Same with the politics of the price of eggs.
These days I do most of the grocery shopping for my wife and I. And I do almost all the cooking. I'm the “pot wrestler” at our house.
Taking over the cooking seemed only fair when I retired. She'd been cooking dinner for decades, on top of all that raising the kids stuff, which she tells me was a lot of work. Back then, it was my job to take the kids to the playground down the street after dinner, to give her about a half hour of peace, quiet and sanity.
These days, I like to cook. I get to decide what we're having for dinner. (We haven't had Brussels sprouts or tomato aspic once since I took over.) I enjoy whipping up new recipes, like a little science project in the afternoon, with the verdict – good or bad – obvious at dinner. My lemon chicken with spinach is to die for. And the “Girl Meets Farm” recipe for ribs I use makes the house smell like heaven.
It hasn't been all sweetness and light, though. One night years ago I poured cold water into a hot glass baking dish full of acorn squash, and you should have seen the explosion. How was I to know? When my wife was taking home ec in junior high, learning not to pour cold water into a hot glass dish, I was cutting out knick-knack shelves in industrial arts.
My mother, a home ec major, had no sympathy for boys who said they couldn't cook. “If you can read,” she said, “you can cook.” Case closed. (She also said “eggs are no good cold,” so don't be late for breakfast, Buster.)
These days, I head over to the local Walmart most afternoons to get what I need for whatever I'm cooking. Gets me out of the house. And I notice a lot of guys my age (old) doing the same thing, often with perplexed looks on their faces. (I wasted about a half hour looking for “broccolini” one time. And I never can remember where they stock the essential cans of “Manwich.”)
The price of eggs has been in the news lately. The folks who said annual inflation hitting 9 percent under hopeless Joe Biden was only “transitory,” and no big deal, now say Donald Trump promised the price of eggs would drop on Inauguration Day, which they didn't.
So I started paying attention to the price of eggs. And I jotted down some numbers.
Toward the end of February – about a month after Trump took office – I bought a big box of 60 large eggs for $27.50, which works out to 46 cents per egg. Then toward the end of March, a dozen eggs cost $4.97, which works out to 41 cents per egg. Or you could get the 60-egg box for $24.12, which was 40 cents per egg.
For a couple weeks, eggs held firm at $4.97 per dozen. Then last week they dropped to $4.47 per dozen, or 37 cents per egg.
So just in the weeks I've been watching, the price of an egg under the Trump Administration has dropped 9 cents, or almost 20 percent.
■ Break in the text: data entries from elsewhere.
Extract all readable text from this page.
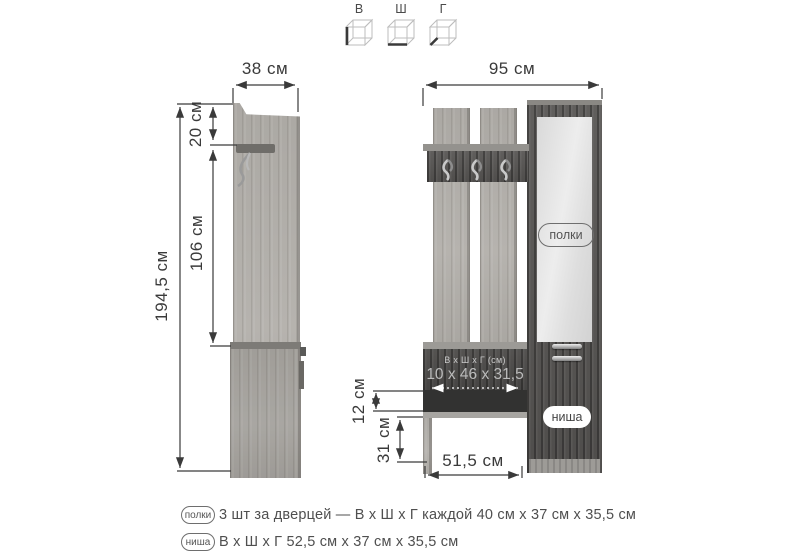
В	Ш	Г
38 см
20 см
106 см
194,5 см
полки
ниша
В х Ш х Г (см)
10 х 46 х 31,5
95 см
12 см
31 см	51,5 см
полки 3 шт за дверцей — В х Ш х Г каждой 40 см х 37 см х 35,5 см
ниша В х Ш х Г 52,5 см х 37 см х 35,5 см
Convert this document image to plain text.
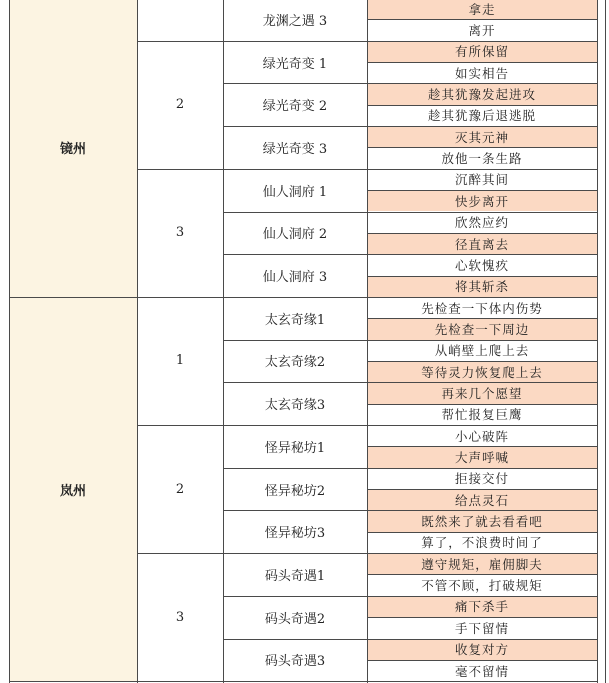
拿走
离开
龙渊之遇 3
有所保留
如实相告
绿光奇变 1
趁其犹豫发起进攻
趁其犹豫后退逃脱
绿光奇变 2
灭其元神
放他一条生路
绿光奇变 3
2
沉醉其间
快步离开
仙人洞府 1
欣然应约
径直离去
仙人洞府 2
心软愧疚
将其斩杀
仙人洞府 3
3
镜州
先检查一下体内伤势
先检查一下周边
太玄奇缘1
从峭壁上爬上去
等待灵力恢复爬上去
太玄奇缘2
再来几个愿望
帮忙报复巨鹰
太玄奇缘3
1
小心破阵
大声呼喊
怪异秘坊1
拒接交付
给点灵石
怪异秘坊2
既然来了就去看看吧
算了，不浪费时间了
怪异秘坊3
2
遵守规矩，雇佣脚夫
不管不顾，打破规矩
码头奇遇1
痛下杀手
手下留情
码头奇遇2
收复对方
毫不留情
码头奇遇3
3
岚州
This, despite the insistence of our liberal friends in the media that the price of eggs have actually gone UP under Trump. (Not where I shop.) And this, in the face of egg-centric Easter, and the controversial killing last summer of millions of egg-laying chickens over bird flu fears.
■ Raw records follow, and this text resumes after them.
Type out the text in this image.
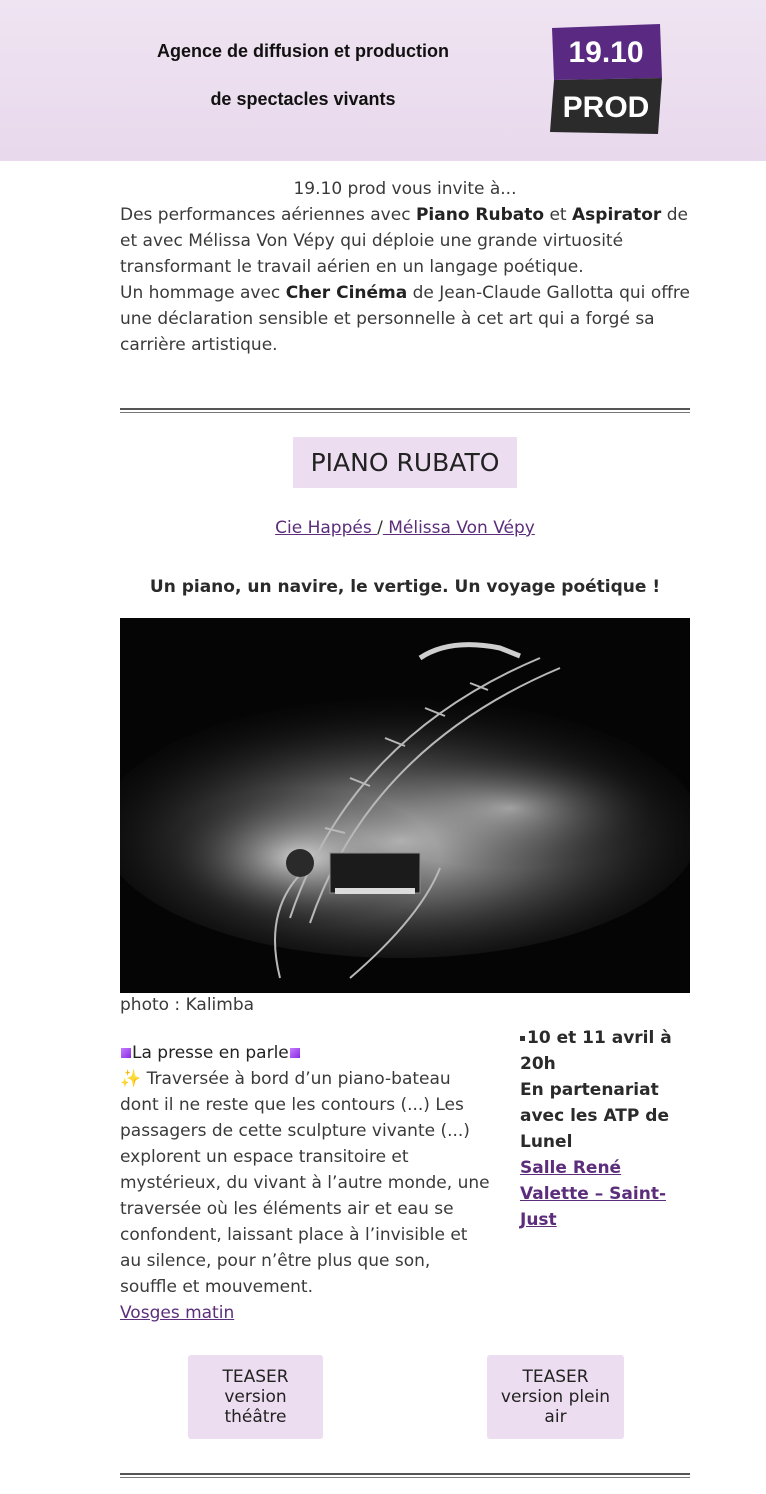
Agence de diffusion et production
de spectacles vivants
19.10
PROD

19.10 prod vous invite à...

Des performances aériennes avec Piano Rubato et Aspirator de et avec Mélissa Von Vépy qui déploie une grande virtuosité transformant le travail aérien en un langage poétique.

Un hommage avec Cher Cinéma de Jean-Claude Gallotta qui offre une déclaration sensible et personnelle à cet art qui a forgé sa carrière artistique.

PIANO RUBATO
Cie Happés / Mélissa Von Vépy
Un piano, un navire, le vertige. Un voyage poétique !
photo : Kalimba
La presse en parle
✨ Traversée à bord d’un piano-bateau dont il ne reste que les contours (...) Les passagers de cette sculpture vivante (...) explorent un espace transitoire et mystérieux, du vivant à l’autre monde, une traversée où les éléments air et eau se confondent, laissant place à l’invisible et au silence, pour n’être plus que son, souffle et mouvement.
Vosges matin
10 et 11 avril à 20h
En partenariat avec les ATP de Lunel
Salle René Valette – Saint-Just
TEASER
version
théâtre
TEASER
version plein
air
Bottom line, the price of eggs where I shop tells me that we're heading in the right direction, despite the predictably hysterical cries of our liberal friends, who have never given Trump the benefit of any doubt.
Why not give this guy some time to work the wonders he's so confidently predicting?
Don't take my word for it. And don't believe the wildly-varying egg prices reported on the the news.
Trust your own eyes. In the egg section.